The limitations inherent in the independent verification of factual matters and the character of determinations involved in the registration process are such, however, that we do not assume any responsibility for the accuracy, completeness or fairness of the statements contained in the Registration Statement, the Basic Prospectus, the Pricing Disclosure Package or the Prospectus Supplement except to the extent specifically noted in the fourth sentence of the second preceding paragraph.
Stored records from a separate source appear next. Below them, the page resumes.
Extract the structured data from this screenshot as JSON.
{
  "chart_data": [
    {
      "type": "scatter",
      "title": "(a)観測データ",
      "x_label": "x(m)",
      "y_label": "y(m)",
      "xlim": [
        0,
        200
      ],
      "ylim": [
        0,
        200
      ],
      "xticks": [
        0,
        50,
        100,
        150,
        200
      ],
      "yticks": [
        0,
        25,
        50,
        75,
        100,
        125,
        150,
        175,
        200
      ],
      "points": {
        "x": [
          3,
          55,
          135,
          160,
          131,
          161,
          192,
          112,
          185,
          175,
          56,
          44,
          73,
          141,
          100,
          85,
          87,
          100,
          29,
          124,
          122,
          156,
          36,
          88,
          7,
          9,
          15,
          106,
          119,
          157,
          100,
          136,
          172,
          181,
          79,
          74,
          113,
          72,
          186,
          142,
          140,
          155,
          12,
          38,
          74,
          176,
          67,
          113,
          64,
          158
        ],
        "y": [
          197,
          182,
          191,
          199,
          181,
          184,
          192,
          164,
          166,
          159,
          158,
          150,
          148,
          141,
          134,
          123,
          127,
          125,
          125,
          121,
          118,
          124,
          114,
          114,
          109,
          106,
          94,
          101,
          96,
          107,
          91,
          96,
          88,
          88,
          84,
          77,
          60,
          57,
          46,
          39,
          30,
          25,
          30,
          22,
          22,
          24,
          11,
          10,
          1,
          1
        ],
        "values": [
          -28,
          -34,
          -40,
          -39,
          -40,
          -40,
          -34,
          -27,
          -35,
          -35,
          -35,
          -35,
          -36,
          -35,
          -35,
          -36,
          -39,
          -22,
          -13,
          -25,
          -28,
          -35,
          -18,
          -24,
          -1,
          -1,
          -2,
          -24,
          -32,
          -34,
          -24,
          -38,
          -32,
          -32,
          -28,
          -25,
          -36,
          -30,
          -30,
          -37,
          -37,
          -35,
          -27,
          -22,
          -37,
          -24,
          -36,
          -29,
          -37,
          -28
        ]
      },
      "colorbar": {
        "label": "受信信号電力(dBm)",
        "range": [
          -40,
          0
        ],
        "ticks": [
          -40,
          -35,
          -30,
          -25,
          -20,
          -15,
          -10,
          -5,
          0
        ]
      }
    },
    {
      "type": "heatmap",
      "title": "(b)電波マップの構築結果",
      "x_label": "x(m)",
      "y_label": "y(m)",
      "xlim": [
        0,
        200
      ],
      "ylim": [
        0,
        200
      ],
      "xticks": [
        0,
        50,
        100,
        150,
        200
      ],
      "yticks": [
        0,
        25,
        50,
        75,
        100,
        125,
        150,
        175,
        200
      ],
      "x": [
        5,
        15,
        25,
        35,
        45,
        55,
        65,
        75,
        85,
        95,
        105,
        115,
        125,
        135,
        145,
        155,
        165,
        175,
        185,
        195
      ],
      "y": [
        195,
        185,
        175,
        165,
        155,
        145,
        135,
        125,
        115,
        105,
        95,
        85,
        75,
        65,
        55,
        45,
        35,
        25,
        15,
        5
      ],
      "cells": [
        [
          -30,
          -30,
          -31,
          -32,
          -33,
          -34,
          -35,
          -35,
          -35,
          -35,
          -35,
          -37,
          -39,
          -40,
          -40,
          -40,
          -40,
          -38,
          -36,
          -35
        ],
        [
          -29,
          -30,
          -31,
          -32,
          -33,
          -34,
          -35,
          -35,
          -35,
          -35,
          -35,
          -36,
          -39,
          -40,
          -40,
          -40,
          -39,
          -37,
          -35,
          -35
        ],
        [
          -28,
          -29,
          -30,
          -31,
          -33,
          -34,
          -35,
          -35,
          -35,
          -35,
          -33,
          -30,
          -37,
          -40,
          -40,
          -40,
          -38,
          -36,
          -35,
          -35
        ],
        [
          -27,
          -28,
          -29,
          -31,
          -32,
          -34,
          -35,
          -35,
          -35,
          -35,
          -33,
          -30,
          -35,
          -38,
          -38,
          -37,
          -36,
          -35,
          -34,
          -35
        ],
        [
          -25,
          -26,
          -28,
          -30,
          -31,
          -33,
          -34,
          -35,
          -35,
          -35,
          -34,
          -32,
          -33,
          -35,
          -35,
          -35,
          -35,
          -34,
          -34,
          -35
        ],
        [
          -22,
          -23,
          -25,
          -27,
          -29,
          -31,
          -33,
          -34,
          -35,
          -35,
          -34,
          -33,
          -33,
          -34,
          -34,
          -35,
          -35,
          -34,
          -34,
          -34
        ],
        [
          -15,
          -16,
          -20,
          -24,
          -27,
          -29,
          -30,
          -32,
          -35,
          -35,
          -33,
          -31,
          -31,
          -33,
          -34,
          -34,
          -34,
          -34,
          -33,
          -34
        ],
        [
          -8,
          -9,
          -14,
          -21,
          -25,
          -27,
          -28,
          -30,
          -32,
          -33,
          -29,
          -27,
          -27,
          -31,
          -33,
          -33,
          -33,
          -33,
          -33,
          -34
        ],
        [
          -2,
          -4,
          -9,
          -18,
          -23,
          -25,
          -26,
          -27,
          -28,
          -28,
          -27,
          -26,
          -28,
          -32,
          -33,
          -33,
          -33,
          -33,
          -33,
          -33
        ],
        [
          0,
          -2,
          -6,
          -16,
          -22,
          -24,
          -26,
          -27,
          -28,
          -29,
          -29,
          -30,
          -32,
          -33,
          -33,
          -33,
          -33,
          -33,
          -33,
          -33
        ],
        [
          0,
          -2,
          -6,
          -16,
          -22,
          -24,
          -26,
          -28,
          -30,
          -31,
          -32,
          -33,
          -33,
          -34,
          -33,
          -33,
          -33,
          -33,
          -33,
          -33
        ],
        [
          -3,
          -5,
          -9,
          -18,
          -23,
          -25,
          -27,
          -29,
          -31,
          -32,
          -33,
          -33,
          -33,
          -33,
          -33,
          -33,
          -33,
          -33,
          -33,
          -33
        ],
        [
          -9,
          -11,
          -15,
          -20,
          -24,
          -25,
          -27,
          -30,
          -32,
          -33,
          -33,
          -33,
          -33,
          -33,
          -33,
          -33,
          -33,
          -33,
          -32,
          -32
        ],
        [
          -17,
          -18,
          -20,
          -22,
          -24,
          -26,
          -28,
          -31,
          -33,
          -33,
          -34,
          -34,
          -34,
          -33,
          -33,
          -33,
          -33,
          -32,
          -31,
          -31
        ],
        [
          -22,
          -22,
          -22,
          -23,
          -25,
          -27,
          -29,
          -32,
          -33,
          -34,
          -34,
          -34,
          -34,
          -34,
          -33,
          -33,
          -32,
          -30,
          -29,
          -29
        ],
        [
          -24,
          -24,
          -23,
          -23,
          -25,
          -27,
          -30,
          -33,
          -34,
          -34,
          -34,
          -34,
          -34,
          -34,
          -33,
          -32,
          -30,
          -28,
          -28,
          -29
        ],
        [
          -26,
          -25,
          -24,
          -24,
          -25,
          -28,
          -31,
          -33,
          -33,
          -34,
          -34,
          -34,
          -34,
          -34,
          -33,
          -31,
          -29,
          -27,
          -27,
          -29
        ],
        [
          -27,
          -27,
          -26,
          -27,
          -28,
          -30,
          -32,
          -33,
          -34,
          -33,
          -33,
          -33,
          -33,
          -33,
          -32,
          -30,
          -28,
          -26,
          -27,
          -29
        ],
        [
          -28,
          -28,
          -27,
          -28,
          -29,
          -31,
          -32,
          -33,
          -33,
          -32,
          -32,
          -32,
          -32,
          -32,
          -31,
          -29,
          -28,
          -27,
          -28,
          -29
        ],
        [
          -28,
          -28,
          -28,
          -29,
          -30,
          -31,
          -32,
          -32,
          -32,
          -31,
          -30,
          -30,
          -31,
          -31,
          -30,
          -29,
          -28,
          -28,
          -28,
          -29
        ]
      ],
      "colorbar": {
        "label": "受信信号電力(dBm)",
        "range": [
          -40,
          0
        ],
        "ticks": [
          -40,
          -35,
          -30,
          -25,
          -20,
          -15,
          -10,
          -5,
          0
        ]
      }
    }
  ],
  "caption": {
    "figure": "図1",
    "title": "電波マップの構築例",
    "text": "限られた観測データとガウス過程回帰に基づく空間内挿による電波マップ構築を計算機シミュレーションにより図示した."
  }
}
Also, we do not express any opinion or belief as to the financial statements or other financial data derived from accounting records contained in the Registration Statement, the Basic Prospectus, the Pricing Disclosure Package or the Prospectus Supplement, as to the report of management’s assessment of the effectiveness of internal control over financial reporting or the auditor’s report as to the effectiveness of internal control over financial reporting, each as included in the Registration Statement, the Basic Prospectus, the Pricing Disclosure Package or the Prospectus Supplement, or as to the statement of the eligibility of the Trustee under the Indenture under which the Securities are being issued.

This letter is furnished by us, as United States counsel to the Company, to you, as Representative of the Purchasers, solely for the benefit of the Purchasers in their capacity as such, and may not be relied upon by any other person. This letter may not be quoted, referred to or furnished to any purchaser or prospective purchaser of the Securities and may not be used in furtherance of any offer or sale of the Securities.